Before the 2008 Kentucky-Louisville football game, I bumped into a guy in the Papa John's Cardinal Stadium press box wearing a nondescript green shirt.
Turned out the guy in green was the then-new governor of Kentucky, Steve Beshear. For fun, I asked the governor why he was in green, not UK blue or U of L red.
Noting that he would be on the field after the game to present the Governor's Cup trophy to the winning team, Beshear — who holds both undergraduate and law degrees from UK — asked, "Can you imagine going out to present the trophy and wearing the wrong color?"
I've been thinking a lot about politicians and sports because of the massive amount of attention heaped on New Jersey Gov. Chris Christie for his highly visible Dallas Cowboys fandom.
Never miss a local story.
The most memorable sports image of 2015 so far was Christie's awkward participation in a three-way "man hug" that included Jerry Jones in the Cowboys' owners box after Dallas beat Detroit in the opening round of the NFL playoffs.
For all the scorn Christie has taken for his support of the 'Boys — if you want to see a truly frightening sight, Google the illustration of the portly Garden State Guv dressed as a Dallas Cowboys cheerleader that ran on the cover of the New Jersey newspaper, The Trentonian — I think it has been kind of refreshing.
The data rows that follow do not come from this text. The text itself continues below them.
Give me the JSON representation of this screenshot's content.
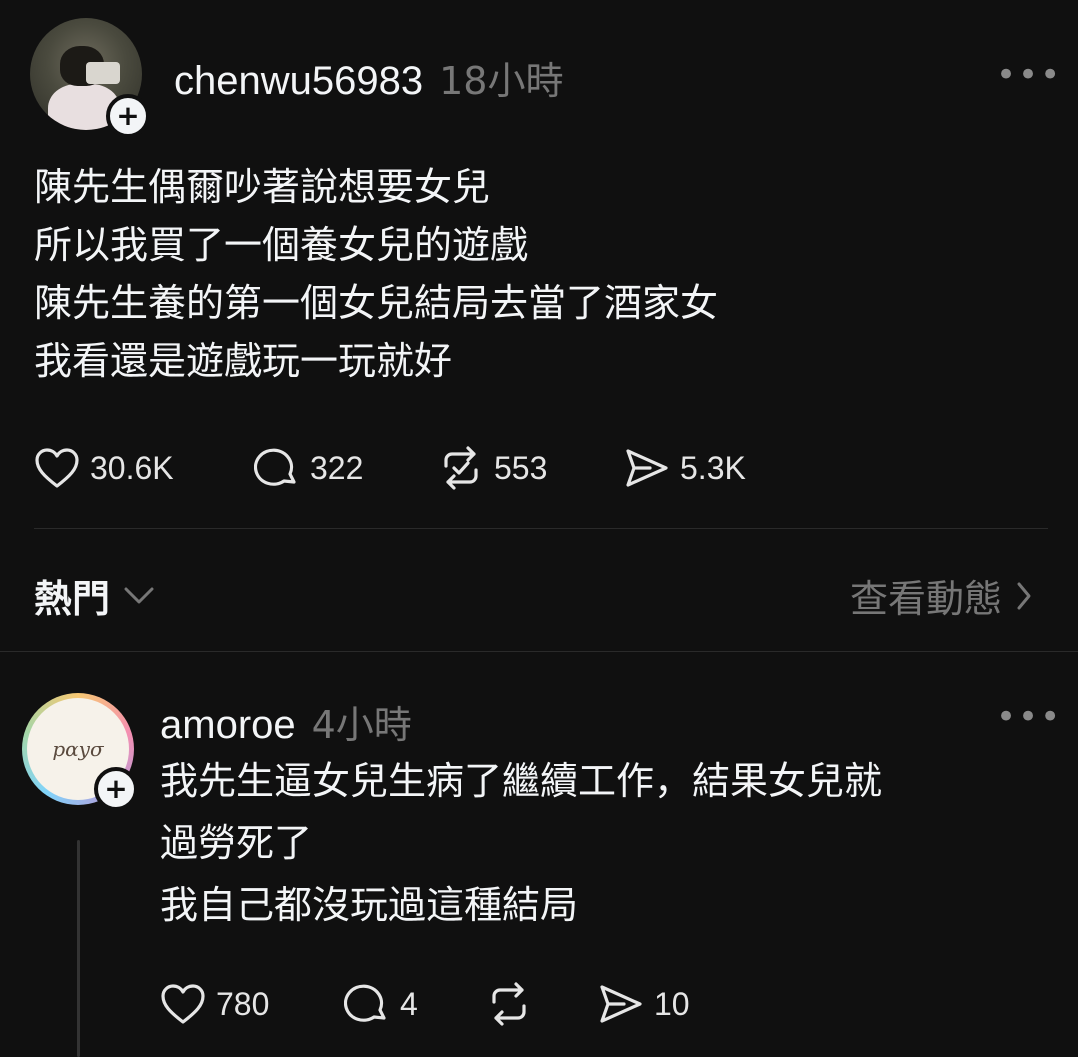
{
  "post": {
    "username": "chenwu56983",
    "time": "18小時",
    "lines": [
      "陳先生偶爾吵著說想要女兒",
      "所以我買了一個養女兒的遊戲",
      "陳先生養的第一個女兒結局去當了酒家女",
      "我看還是遊戲玩一玩就好"
    ],
    "likes": "30.6K",
    "comments": "322",
    "reposts": "553",
    "shares": "5.3K"
  },
  "sort_bar": {
    "sort_label": "熱門",
    "view_activity": "查看動態"
  },
  "reply": {
    "username": "amoroe",
    "time": "4小時",
    "lines": [
      "我先生逼女兒生病了繼續工作，結果女兒就",
      "過勞死了",
      "我自己都沒玩過這種結局"
    ],
    "avatar_text": "pαyσ",
    "likes": "780",
    "comments": "4",
    "shares": "10"
  },
  "icons": {
    "like": "heart-icon",
    "comment": "speech-bubble-icon",
    "repost": "repost-icon",
    "share": "send-icon",
    "more": "more-horizontal-icon"
  }
}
When it comes to politicians and sports, give me authenticity and real fandom. Spare me the bland, offend-no-one neutrality that too many politicians adopt but no one really buys.
In 1994, before Arkansas faced Duke in the men's basketball NCAA championship game, the-then president of the United States did not pretend to be neutral.
Nope. Hope, Ark., native Bill Clinton made no bones about pulling for the Hogs.
I respected that. Heck, Duke followers should have respected that.
It was authentic fandom.
In the commonwealth of Kentucky's sports history, the most famous instance of a politician going Switzerland came during the 1983 NCAA tournament, when UK and U of L faced each other on a basketball court for the first time in 24 years.
For anyone old enough to recall that round-of-eight game, one of the enduring memories is the half-UK blue, half-U of L red sport coat that then-Kentucky Gov. John Y. Brown Jr. wore in the stands.
"I think more people remember that coat than anything I did as governor," Brown told me in 2012.
Given the unique nature of the original "Dream Game," Brown's 50-50 stance that day was appropriate. But when Cats and Cards opened the following regular season in Rupp Arena, Brown, a UK graduate, made no bones of his support for the Wildcats.
When Kentucky and Louisville met in the 2012 Final Four, Beshear dropped the "green shirt" and sat with UK fans. His lieutenant governor at the time, the former long-term mayor of Louisville, Jerry Abramson, sat with U of L backers.
Was anyone offended because the commonwealth's top two executive branch officials showed support for the teams they really rooted for?
The knock on Christie's unabashed Cowboys' fandom seems to center on the fact that New Jersey is not especially close to Dallas. It is also true that the NFL's Giants and Jets play their games in New Jersey, although both teams still use New York in their names.
As Christie, 52, explained in a visit to a New Jersey elementary school in 2013, his sports allegiances were formed while he was growing up in the 1970s.
"I was a big fan of Roger Staubach, who was the quarterback for the Cowboys back then," Christie said. "And the Giants and Jets pretty much stunk when I was a kid."
It has been fascinating to watch the number of people who have tried to read presidential election ramifications into Christie's support for Dallas.
He's trying to gain approval in red states.
He must not care about getting votes in Michigan.
What I think is that 99.9 percent of voters make decisions on who to vote for based on political issues, not sports allegiances.
Consider: Here in Kentucky, the UK Wildcats are generally thought to be the most popular college sports franchise in 119 out of our 120 counties. The exception is Jefferson County, home of the U of L Cardinals.
Yet in our state's hotly contested 2014 U.S. Senate race, Mitch McConnell, an ardent backer of Louisville sports teams, won 110 of Kentucky's 120 counties.
One of the 10 he lost was Jefferson County.